This week I received a career memoir that the writer has been working on for 38 years. I was skeptical when he told me it was the first of five volumes. The autobiography of famous leaders usually fits in one volume, even though autobiography needs a lot more factual detail than a memoir. Memoir is a musing on the learning of a life, or even a single aspect of a life – it requires only enough detail to ground the musing. Memoir is about what beliefs the writer has about the experiences. Facts really do not matter as much as the impact of experiences.

Giving my writer the benefit of the doubt, I set about reading. Here’s my response to him:

I want you to write first the back cover copy for the entire Book I. Eventually you’ll do that for the other four books. But way before that, I want you to go through the same exercise with each chapter of Book I.

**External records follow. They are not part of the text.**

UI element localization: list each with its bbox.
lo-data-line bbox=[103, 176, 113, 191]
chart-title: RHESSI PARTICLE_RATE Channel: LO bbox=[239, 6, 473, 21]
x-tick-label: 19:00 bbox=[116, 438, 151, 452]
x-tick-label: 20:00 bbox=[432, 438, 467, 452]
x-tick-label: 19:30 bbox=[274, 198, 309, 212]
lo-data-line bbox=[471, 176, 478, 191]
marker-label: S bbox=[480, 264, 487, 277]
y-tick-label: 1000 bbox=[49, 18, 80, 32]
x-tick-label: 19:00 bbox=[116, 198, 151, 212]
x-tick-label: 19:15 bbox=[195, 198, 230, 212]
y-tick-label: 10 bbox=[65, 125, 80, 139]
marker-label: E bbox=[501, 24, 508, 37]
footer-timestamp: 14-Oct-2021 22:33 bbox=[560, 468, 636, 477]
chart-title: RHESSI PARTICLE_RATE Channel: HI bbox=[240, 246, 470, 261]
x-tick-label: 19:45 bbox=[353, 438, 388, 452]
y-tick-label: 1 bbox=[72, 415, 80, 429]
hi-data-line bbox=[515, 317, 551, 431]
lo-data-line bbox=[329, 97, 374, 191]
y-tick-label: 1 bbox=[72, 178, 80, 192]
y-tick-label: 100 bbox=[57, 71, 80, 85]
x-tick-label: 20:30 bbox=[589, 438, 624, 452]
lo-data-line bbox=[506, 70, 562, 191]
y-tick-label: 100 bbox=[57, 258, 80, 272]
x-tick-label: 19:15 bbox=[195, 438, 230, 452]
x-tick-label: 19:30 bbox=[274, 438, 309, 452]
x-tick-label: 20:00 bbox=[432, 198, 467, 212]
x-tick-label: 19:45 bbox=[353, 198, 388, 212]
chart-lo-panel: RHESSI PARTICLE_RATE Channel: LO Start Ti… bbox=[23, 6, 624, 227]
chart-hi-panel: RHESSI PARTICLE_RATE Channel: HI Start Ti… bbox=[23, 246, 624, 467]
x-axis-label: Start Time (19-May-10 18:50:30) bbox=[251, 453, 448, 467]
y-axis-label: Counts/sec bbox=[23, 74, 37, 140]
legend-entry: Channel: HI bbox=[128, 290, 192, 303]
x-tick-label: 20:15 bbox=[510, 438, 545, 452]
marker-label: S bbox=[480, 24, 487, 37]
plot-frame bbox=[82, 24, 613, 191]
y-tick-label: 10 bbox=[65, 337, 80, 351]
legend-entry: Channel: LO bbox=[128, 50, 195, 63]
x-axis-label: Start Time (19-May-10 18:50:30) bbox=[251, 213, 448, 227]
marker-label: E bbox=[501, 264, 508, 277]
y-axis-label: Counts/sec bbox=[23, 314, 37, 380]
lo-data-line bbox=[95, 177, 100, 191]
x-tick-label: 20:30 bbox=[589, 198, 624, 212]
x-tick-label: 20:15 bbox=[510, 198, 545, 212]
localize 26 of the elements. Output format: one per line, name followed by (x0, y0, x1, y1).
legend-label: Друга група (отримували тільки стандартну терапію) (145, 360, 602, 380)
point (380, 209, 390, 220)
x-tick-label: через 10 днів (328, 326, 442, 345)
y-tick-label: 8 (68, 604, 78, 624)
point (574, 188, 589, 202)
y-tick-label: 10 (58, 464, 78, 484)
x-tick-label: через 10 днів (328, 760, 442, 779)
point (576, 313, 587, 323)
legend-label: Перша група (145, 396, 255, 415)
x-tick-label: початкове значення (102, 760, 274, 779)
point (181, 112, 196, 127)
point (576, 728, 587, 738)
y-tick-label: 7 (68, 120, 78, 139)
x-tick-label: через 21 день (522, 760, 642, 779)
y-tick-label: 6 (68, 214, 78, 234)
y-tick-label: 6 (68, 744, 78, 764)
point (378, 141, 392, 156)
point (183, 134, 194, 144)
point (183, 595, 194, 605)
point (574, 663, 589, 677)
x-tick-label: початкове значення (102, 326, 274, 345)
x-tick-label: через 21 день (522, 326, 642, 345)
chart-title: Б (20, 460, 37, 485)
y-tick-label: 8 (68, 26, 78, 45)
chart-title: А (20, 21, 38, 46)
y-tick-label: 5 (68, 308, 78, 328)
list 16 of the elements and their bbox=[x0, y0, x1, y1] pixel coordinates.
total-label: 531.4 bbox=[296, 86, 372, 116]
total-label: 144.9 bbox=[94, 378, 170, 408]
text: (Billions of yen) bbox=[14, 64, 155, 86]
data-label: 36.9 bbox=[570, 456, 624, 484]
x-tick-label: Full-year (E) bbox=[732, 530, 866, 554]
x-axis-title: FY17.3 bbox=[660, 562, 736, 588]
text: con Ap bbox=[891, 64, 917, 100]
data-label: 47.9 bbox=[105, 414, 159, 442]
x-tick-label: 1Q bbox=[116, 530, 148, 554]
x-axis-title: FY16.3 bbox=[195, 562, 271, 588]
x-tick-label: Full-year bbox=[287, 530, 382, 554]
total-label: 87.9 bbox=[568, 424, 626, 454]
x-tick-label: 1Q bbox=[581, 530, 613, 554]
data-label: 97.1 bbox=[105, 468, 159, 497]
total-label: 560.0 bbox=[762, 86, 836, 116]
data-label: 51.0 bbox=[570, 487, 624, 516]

Basically I’m asking you to redo the chapter outline and write down why each chapter will excite the reader. Then we’re going to have to redo the chapters to make them that exciting. What you have now is a description of a lot of activity and some backstory about it. If it were simply a record of what happened – which maybe your kids will be interested in – it could stand as is. But if you are hiring me to try to make this commercial, I need to know what you think the juice is. I can’t edit unless I know what you want the reader to gain from each chapter. It’s not enough to tell a sequence of events without them fascinating the reader the way a good mystery does. A memoir is a story and must inspire the reader to turn the pages (or scroll down). What you have written is more like a historical record, the guide to an archive.

(An editing colleague I talked with about this project assured me I wouldn’t hear back from my writer. But he called two days later, appreciative of the boost this gave him. Knowing how to address each client in a way that spurs them on with excitement is a hard-earned skill.)

I referred him to my blog on developing back cover text. Here’s my summary for use as a guide for each chapter. First, writing your back cover text even before you start writing will help you hone in on what you want the reader to gain from reading your book.

For fiction, in three or four (efficient) sentences describe the heart of the story and what the reader will experience from reading it. Include words like titillating, sensual, terrifying, infuriating – words that elicit emotional interest appropriate to your intention.

For non-fiction, tell the reader what is unique about your approach to the topic, then include bullet points of what they will learn or what action they will be inspired to take in the world. If you want to build world peace, give them motivation and specific tools to help them build it. If you want to build support for your prejudice, give them details that instill hatred.

The back cover copy will address the book as a whole. It will also keep you on track as you build your outline. No matter what outlining technique you use (or none at all, heaven protect your editor), detail out what the back cover does as relevant in each chapter, using the same guidance.

For fiction, you’ll name the content, the tension, and the emotional tone. For non-fiction, bullet-point the details that will carry the reader toward what you want them to gain.

As you continue outlining and as you progress with the writing, review this question to help you stay on track with each chapter’s blurb: Is the content I’m including bringing readers closer to what I want them to experience?